Çatık kaşlarının altında bana kızgınca baktığı için buz saçağı gözleri ödümü kopartıyordu. "Seni defalarca kez aradım!" Yüksek çıkan sesinin desibelini kontrol edecek durumda değildi. Bana doğru hızlı adımlarla yürüyüp tam karşımda durduğunda yumruklarını sıkıyordu. "Ne işler karıştırıyorsun?"

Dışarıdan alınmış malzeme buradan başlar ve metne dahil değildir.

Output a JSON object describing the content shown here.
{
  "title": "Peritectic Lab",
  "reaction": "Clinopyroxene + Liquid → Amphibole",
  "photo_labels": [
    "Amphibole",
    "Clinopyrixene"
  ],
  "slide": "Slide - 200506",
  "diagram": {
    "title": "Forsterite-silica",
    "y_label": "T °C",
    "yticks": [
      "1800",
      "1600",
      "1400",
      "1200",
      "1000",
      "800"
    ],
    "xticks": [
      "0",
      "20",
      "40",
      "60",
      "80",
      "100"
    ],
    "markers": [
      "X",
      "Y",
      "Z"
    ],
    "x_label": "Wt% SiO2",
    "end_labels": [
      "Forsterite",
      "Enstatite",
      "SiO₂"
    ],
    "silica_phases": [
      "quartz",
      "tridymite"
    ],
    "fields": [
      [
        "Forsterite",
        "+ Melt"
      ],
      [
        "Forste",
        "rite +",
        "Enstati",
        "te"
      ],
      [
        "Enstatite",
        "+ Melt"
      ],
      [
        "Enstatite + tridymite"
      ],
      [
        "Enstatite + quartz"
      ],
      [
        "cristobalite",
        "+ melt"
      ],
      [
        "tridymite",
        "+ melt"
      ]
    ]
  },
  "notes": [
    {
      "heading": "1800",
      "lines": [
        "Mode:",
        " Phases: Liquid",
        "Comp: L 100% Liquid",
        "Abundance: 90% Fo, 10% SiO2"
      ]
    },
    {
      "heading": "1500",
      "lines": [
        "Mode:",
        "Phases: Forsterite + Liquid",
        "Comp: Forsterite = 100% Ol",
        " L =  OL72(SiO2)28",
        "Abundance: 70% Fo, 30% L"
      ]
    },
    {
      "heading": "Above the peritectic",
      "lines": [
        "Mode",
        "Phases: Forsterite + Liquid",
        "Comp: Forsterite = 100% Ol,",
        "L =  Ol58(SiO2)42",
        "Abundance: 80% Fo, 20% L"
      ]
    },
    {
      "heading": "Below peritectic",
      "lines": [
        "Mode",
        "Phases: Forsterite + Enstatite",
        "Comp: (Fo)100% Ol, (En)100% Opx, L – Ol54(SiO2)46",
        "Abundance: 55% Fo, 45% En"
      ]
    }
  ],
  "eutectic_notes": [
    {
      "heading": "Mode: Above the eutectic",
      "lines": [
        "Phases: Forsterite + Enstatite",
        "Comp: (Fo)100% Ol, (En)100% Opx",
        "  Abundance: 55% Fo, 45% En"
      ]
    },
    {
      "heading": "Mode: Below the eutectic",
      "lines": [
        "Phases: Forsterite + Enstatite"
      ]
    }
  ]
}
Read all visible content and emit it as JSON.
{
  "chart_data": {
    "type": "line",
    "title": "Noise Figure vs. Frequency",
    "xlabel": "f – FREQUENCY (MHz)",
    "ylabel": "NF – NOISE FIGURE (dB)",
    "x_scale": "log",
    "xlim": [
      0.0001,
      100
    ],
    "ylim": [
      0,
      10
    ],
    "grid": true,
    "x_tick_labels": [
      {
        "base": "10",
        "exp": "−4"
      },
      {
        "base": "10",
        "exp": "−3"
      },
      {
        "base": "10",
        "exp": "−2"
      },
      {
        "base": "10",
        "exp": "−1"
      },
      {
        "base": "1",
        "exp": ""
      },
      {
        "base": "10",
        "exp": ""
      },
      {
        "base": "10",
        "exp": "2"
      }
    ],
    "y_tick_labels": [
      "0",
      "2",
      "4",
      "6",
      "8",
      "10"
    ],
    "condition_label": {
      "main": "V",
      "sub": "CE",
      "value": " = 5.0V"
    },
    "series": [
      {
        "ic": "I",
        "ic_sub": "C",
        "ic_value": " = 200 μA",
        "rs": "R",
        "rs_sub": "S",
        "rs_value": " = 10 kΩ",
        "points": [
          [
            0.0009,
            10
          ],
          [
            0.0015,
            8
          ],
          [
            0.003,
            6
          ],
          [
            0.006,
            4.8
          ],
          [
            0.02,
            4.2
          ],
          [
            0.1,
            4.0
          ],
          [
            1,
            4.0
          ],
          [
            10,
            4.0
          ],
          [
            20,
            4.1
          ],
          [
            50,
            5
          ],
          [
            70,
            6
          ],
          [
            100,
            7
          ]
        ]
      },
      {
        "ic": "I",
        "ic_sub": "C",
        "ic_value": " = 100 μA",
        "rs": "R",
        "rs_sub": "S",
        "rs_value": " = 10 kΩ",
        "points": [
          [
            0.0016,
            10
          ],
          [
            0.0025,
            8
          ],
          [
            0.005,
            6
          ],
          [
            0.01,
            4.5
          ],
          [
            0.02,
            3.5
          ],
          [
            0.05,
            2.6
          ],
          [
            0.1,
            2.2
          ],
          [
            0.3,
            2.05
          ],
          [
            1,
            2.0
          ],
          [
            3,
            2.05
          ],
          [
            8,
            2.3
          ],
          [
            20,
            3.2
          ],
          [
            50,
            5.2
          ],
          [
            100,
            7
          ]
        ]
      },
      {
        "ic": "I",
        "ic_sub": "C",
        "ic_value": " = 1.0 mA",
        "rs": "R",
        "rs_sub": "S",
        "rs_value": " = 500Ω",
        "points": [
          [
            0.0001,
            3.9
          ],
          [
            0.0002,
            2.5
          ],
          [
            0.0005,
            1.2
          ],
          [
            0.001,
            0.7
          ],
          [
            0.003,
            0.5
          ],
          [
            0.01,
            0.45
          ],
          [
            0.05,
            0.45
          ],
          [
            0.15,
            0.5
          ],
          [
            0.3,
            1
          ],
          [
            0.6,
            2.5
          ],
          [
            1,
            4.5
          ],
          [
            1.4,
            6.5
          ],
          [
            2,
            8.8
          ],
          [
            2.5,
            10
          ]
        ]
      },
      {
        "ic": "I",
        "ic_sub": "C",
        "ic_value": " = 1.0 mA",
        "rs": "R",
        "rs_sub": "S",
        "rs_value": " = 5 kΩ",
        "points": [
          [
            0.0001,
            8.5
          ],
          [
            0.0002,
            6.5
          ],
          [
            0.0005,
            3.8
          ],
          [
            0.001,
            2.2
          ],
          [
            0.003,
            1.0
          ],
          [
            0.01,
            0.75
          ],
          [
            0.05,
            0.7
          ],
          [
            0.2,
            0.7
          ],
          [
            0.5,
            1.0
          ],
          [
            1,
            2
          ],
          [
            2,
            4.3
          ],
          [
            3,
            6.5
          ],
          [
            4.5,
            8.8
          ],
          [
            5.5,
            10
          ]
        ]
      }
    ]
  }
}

"Ben-" demiştim ki apar topar beni arabaya bindirdi. Ağzımı bile açtırmadan sert bir ifadeyle, "Tek kelime etme," diyerek beni susmam için uyardı. "En azından ben biraz sakinleşene kadar," dedikten sonra yanıma oturup kapıyı kapattı. "Gidelim!" Şoför bir saniye bile beklemeden arabayı çalıştırmıştı.

Yüzünü sinirle ovuşturduğunu görünce sakin bir sesle, "Neyin var?" dedim. İnanamayan gözlerle bana bakıyordu. "Bunu gerçekten soruyor musun?" Pişkinliğim karşısında bir küfür savurup, "Baş belası bir karım var daha ne olsun!" dedi. Cümlesini daha yeni bitirmişti ki kendine kızar gibi dilini ısırdı. "Eski karım."

Yerimde kayarak ondan iyice uzaklaştım. "Bunu bana hatırlattığın için teşekkür ederim." Cama iyice yaklaşarak aramıza iki kişilik mesafe koydum. "Benden önce kendine hatırlat ki dilin sürçmesin eski kocam."

Başını çevirip hızla bana bakınca artçı şoklarla yükselen öfkesi yerime sinmeme neden oluyordu. "Ben senin eskin değilim!" Beni boşayan o değilmiş gibi dişlerini sıkıp, "Kocam demeyeceksen eski kocam da deme," diyerek beni tersledi.

"Ne diyeyim Allah'ın cezası, beni boşadın sen!"

Çenesinde bir kas seğirdi. "Neden yaptığımı iyi biliyorsun ancak konumuz bu değil." Oturuşunu dikleştirdi. "Telefonunu açmayarak bu saate kadar ne yapıyordun?"

Yalandan esnedim. "Uykum var daha sonra söylerim. İzin verirsen yolculuğun kalanını seninle tartışmak yerine uyuyarak geçirmek istiyorum."

"Önce şu saate kadar nerede ve kiminle olduğunu söyle."

"Sana bir şey söylemek zorunda değilim."

Çıldırmak üzereydi. Şakaklarındaki damarlar belirginleşirken sıktığı dişlerinin arasından, "Bige, sabrımı zorluyorsun!" dedi sertçe. Bana böyle hitap etmesinden nefret ediyorum. Eskisi gibi bana Saka demesini özlemiştim.

"Bana bağırarak nerede olduğumu öğrenemezsin!"

"Ulan sen kendi sesinin farkında mısın?"

"Bana ulan deme karşında koruman yok senin!"

Aramızdaki mesafeyi o kadar hızlı kapatmıştı ki kaşlarını çatarak, "Üste çıkmayı bırak bundan bu kadar kolay kurtulmana izin vermeyeceğim!" diyerek beni susturdu. Dik dik birbirimize bakarken bakışlarıyla beni eziyordu. "Tüm gün neredeydin?" Tek kelime etmedim.